Clause 64 (along with other aspects of the Bill) was considered by the House of Lords on 28 July. Notable contributions to the debate were made by former Lord Chief Justice Lord Woolf and former Supreme Court Justice Lord Brown. In relation clause 64, Lord Woolf said that courts already consider whether the outcome would have been substantially different

and, in their discretion, will refuse relief—indeed, they will refuse permission to make the application—if they are of the view that the application is misconceived and it is not appropriate that it should go forward, even though there may be some technical reasons why it could be successful. Clause 64 has the effect of changing what is the court’s discretion to take that action into action which it must take. That is very different, because it would need to decide whether someone who has a remedy—that is the premise of Clause 64—should be turned away from the court even without having his case heard, as the refusal applies to the process of granting permission to apply for judicial review as well as judicial review itself. This would be very unfortunate. In particular, I do not think, with the greatest respect to the draftsman of Clause 64, that he had in mind the increasingly important jurisdiction of the High Court, on application for judicial review, to grant declarations.

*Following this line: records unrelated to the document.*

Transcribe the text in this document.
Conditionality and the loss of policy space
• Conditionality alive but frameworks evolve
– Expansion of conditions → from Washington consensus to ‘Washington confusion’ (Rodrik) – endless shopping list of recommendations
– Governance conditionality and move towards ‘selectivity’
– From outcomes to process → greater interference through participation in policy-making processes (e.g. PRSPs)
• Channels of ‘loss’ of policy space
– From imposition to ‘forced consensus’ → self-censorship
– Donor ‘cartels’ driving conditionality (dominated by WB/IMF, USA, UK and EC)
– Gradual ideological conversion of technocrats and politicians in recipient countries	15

In the case of a declaration, what the court does is to clarify the legal position. It may well be possible to have a case … where what is at stake is a matter of only a few pounds, but where the citizens in general will all be affected by a few pounds. We do not want, in that situation, to have more than one application; otherwise it is simply duplicating the work of the court. A single application will be made and the court will come to a decision. If the decision is in favour of the applicant, he may recover the few pounds to which I referred. The provision in Clause 64 would, it seems to me, make that impossible. It is clear from the Explanatory Note that the Government have in mind declaratory relief in this context. This illustrates why the proposal is most unfortunate. The position is one where the courts need to have flexibility, so as to do justice to the different parties, as I have indicated. The clause, unless the Minister makes it clear that I am wrong on this, will prevent that.

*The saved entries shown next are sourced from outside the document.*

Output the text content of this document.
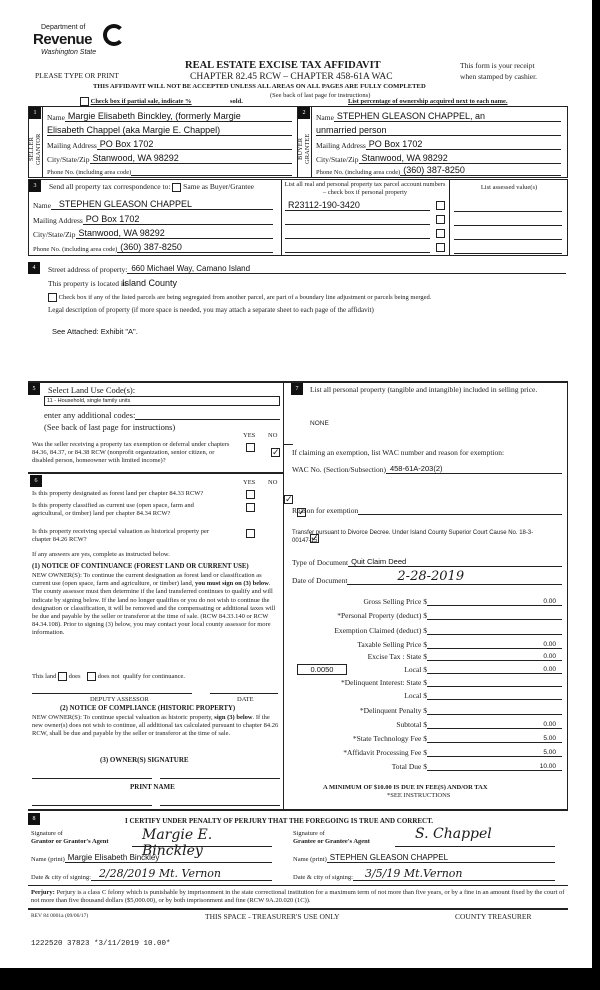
Department of
Revenue
Washington State
PLEASE TYPE OR PRINT
REAL ESTATE EXCISE TAX AFFIDAVIT
CHAPTER 82.45 RCW – CHAPTER 458-61A WAC
This form is your receipt
when stamped by cashier.
THIS AFFIDAVIT WILL NOT BE ACCEPTED UNLESS ALL AREAS ON ALL PAGES ARE FULLY COMPLETED
(See back of last page for instructions)
Check box if partial sale, indicate %	sold.	List percentage of ownership acquired next to each name.
1
SELLER GRANTOR
Name Margie Elisabeth Binckley, (formerly Margie
Elisabeth Chappel (aka Margie E. Chappel)
Mailing Address PO Box 1702
City/State/Zip Stanwood, WA 98292
Phone No. (including area code)
2
BUYER GRANTEE
Name STEPHEN GLEASON CHAPPEL, an
unmarried person
Mailing Address PO Box 1702
City/State/Zip Stanwood, WA 98292
Phone No. (including area code) (360) 387-8250
3	Send all property tax correspondence to: Same as Buyer/Grantee
Name STEPHEN GLEASON CHAPPEL
Mailing Address PO Box 1702
City/State/Zip Stanwood, WA 98292
Phone No. (including area code) (360) 387-8250
List all real and personal property tax parcel account numbers – check box if personal property
List assessed value(s)
R23112-190-3420
4	Street address of property: 660 Michael Way, Camano Island
This property is located in
Island County
Check box if any of the listed parcels are being segregated from another parcel, are part of a boundary line adjustment or parcels being merged.
Legal description of property (if more space is needed, you may attach a separate sheet to each page of the affidavit)
See Attached: Exhibit "A".
5	Select Land Use Code(s):
11 - Household, single family units
enter any additional codes:
(See back of last page for instructions)
YES NO
Was the seller receiving a property tax exemption or deferral under chapters 84.36, 84.37, or 84.38 RCW (nonprofit organization, senior citizen, or disabled person, homeowner with limited income)?
✓
6	YES NO
Is this property designated as forest land per chapter 84.33 RCW?
✓
Is this property classified as current use (open space, farm and agricultural, or timber) land per chapter 84.34 RCW?
✓
Is this property receiving special valuation as historical property per chapter 84.26 RCW?
✓
If any answers are yes, complete as instructed below.
(1) NOTICE OF CONTINUANCE (FOREST LAND OR CURRENT USE)
NEW OWNER(S): To continue the current designation as forest land or classification as current use (open space, farm and agriculture, or timber) land, you must sign on (3) below. The county assessor must then determine if the land transferred continues to qualify and will indicate by signing below. If the land no longer qualifies or you do not wish to continue the designation or classification, it will be removed and the compensating or additional taxes will be due and payable by the seller or transferor at the time of sale. (RCW 84.33.140 or RCW 84.34.108). Prior to signing (3) below, you may contact your local county assessor for more information.
This land does	does not qualify for continuance.
DEPUTY ASSESSOR	DATE
(2) NOTICE OF COMPLIANCE (HISTORIC PROPERTY)
NEW OWNER(S): To continue special valuation as historic property, sign (3) below. If the new owner(s) does not wish to continue, all additional tax calculated pursuant to chapter 84.26 RCW, shall be due and payable by the seller or transferor at the time of sale.
(3) OWNER(S) SIGNATURE
PRINT NAME
7	List all personal property (tangible and intangible) included in selling price.
NONE
If claiming an exemption, list WAC number and reason for exemption:
WAC No. (Section/Subsection) 458-61A-203(2)
Reason for exemption
Transfer pursuant to Divorce Decree. Under Island County Superior Court Cause No. 18-3-00147-15.
Type of Document Quit Claim Deed
Date of Document	2-28-2019
Gross Selling Price $	0.00
*Personal Property (deduct) $
Exemption Claimed (deduct) $
Taxable Selling Price $	0.00
Excise Tax : State $	0.00
0.0050	Local $	0.00
*Delinquent Interest: State $
Local $
*Delinquent Penalty $
Subtotal $	0.00
*State Technology Fee $	5.00
*Affidavit Processing Fee $	5.00
Total Due $	10.00
A MINIMUM OF $10.00 IS DUE IN FEE(S) AND/OR TAX
*SEE INSTRUCTIONS
8	I CERTIFY UNDER PENALTY OF PERJURY THAT THE FOREGOING IS TRUE AND CORRECT.
Signature of
Grantor or Grantor's Agent	Margie E. Binckley
Name (print) Margie Elisabeth Binckley
Date & city of signing: 2/28/2019 Mt. Vernon
Signature of
Grantee or Grantee's Agent	S. Chappel
Name (print) STEPHEN GLEASON CHAPPEL
Date & city of signing:	3/5/19 Mt.Vernon
Perjury: Perjury is a class C felony which is punishable by imprisonment in the state correctional institution for a maximum term of not more than five years, or by a fine in an amount fixed by the court of not more than five thousand dollars ($5,000.00), or by both imprisonment and fine (RCW 9A.20.020 (1C)).
REV 84 0001a (09/06/17)	THIS SPACE - TREASURER'S USE ONLY	COUNTY TREASURER
1222520 37823 *3/11/2019 10.00*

Meanwhile, Lord Brown argued that clause 64 reflects a fundamental misapprehension on the part of the Government as to the nature and purpose of judicial review. He said that the clause

dictates that the court must, without more ado, dismiss the challenge—with no relief or declaration. It is a slippery clause, as the noble Lord, Lord Carlile, has explained. As others have explained, the court on judicial review is simply not concerned with the substantive merits or demerits of the decision, only with the question whether the impugned decision was lawfully arrived at. The merits of a decision which is under challenge in judicial review are not for the court but for the public authority alone.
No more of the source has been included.